It’s all about respect

Many people may wonder what this topic has to do with photography, especially as it pertains to photography of the nude female body and photographing women as a whole. But there is definitely a connection. I will share with you a rather embarrassing story of when I was maybe 16 years old, but it turned out to be a valuable lesson. One day I was driving my yellow 1971 Chevelle which I bought from money saved up from cutting lawns for neighborhood homeowners. It wasn’t perfect but I loved it because it was mine, and my first car….a huge moment in a young man’s life, LOL! One day I was driving down one of the main drags in Albany, NY where I attended high school and lived. I can’t remember exactly what happened, but I’m thinking this lady cut me off and was driving a little crazily, and I hadn’t been driving all that long, so it took me by surprise and I quickly gave her the finger or something. What did I know, I was 16? I quickly learned that’s not the way to handle it, lol.

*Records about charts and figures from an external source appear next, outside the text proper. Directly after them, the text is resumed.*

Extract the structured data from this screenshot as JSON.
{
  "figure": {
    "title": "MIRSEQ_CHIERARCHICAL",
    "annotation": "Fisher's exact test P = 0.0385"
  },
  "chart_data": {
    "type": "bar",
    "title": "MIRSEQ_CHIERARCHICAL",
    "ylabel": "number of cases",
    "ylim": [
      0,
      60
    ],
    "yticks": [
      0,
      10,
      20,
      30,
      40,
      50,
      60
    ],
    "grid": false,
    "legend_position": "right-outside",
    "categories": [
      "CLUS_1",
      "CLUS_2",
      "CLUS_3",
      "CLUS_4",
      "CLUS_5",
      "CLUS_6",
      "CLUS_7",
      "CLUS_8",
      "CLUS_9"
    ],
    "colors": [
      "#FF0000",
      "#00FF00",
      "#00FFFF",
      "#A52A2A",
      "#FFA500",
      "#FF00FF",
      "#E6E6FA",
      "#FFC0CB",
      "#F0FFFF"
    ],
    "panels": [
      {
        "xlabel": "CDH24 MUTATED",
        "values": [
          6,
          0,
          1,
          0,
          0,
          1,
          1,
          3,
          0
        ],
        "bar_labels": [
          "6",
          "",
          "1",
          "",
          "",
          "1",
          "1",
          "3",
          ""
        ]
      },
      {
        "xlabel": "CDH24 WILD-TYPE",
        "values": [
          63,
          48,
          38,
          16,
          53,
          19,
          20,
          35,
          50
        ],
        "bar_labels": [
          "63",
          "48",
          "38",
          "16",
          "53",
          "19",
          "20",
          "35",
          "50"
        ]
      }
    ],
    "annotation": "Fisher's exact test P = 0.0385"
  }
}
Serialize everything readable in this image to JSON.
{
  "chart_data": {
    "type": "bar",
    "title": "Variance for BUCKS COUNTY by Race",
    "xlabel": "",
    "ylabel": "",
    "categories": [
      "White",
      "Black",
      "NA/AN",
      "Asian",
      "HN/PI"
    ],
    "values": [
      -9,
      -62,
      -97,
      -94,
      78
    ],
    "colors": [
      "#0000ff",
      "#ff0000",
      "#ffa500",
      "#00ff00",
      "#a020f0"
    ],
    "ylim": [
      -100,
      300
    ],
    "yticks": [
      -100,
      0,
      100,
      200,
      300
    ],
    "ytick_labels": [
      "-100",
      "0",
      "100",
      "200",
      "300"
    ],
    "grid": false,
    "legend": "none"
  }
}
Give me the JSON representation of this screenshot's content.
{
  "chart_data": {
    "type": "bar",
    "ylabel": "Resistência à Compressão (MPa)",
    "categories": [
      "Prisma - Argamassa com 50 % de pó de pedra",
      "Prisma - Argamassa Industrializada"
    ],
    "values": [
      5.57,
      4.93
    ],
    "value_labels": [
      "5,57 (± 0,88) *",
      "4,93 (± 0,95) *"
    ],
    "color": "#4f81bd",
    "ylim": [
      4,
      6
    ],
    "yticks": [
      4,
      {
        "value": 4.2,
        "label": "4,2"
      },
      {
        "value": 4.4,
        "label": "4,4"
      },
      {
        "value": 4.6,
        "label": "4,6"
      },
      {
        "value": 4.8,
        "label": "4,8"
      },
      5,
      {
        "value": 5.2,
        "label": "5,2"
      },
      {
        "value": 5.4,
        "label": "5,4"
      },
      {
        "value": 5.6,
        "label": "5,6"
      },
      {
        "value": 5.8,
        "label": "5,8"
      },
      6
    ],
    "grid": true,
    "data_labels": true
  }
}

She sped up like a lunatic and got beside me, my windows were down and I remember she was maybe mid 40’s and looked like the type of mom who didn’t take a lot of crap. And she told me she was married to a cop and could make my life miserable, and I better not ever do that to her again….or something to that effect. I just nodded and wanted to get away from her. Not sure how much time had passed since then….but I was working at a local grocery store after school and on weekends. I still remember I was cleaning the floors in the produce section and I see this same lady walk in and just my luck, she recognized me. I was like…..oh shit. She asked me if I was the kid who drive the yellow Chevy. I said yes, I remember you, and said so humbly. She proceeded to warn me of doing that ever again and I better show her some respect. I told her I was very sorry for doing that, it wasn’t my style and it was a knee jerk reaction probably from not even having my drivers license all that long. And it turned out her son was with her, who was a year or 2 ahead of me in school. She sort of reluctantly accepted my apology.

I saw her check out, I got this brilliant idea to offer her help getting her groceries to her car. She looked at me, like ok……but are you out of your mind? LOL! I loaded her groceries, VERY carefully. I saw a lawnmower blade in her trunk, which made my mind go in even weirder directions and I asked if she had lawnmower problems….she said she had to go to the hardware store to order a new one but they didn’t have it in store and their grass was getting tall. I said, let me mow it for you, that’s what I do when I’m not working here or in school. The look on her face, LOL! She said, well alright. Be there Sunday 3 PM. I was thinking that’s weird, why would it matter what day and time? But I went along with it. I do it, and I told her thanks for not staying pissed at me, have a great rest of the day. No, come in now. Um….ok? So I did, there was this huge spread on the table with lasagna, salad, Italian bread and olive oil, and bakery canoli’s and the house smelled great! They said to sit down and eat with them. Which in an Italian family is a privilege, they don’t open up their home to just anybody for Sunday dinner. She told me in front of her sons, she appreciated me being man enough to admit I was wrong, and going above and beyond to make it right, so that’s why they wanted me to stay for dinner. We were friends ever since then, LOL!

Not that intimidation and fear should be the motivation to be respectful towards female clients, but it’s what they expect and deserve. Women doing intimate photoshoots feel vulnerable, and need a discreet and respectful, yet fun photographer to capture their best moods and make their experience the best. Photography is a very personal service, especially as it pertains to nude or boudoir photography. If clients have a fun and comfortable experience, they will tell others. If not, it can be damaging to their self esteem….and we all know a dissatisfied customer tells more people than a happy one. Not only are proper angles and lighting important, but so it personality, character, and respect.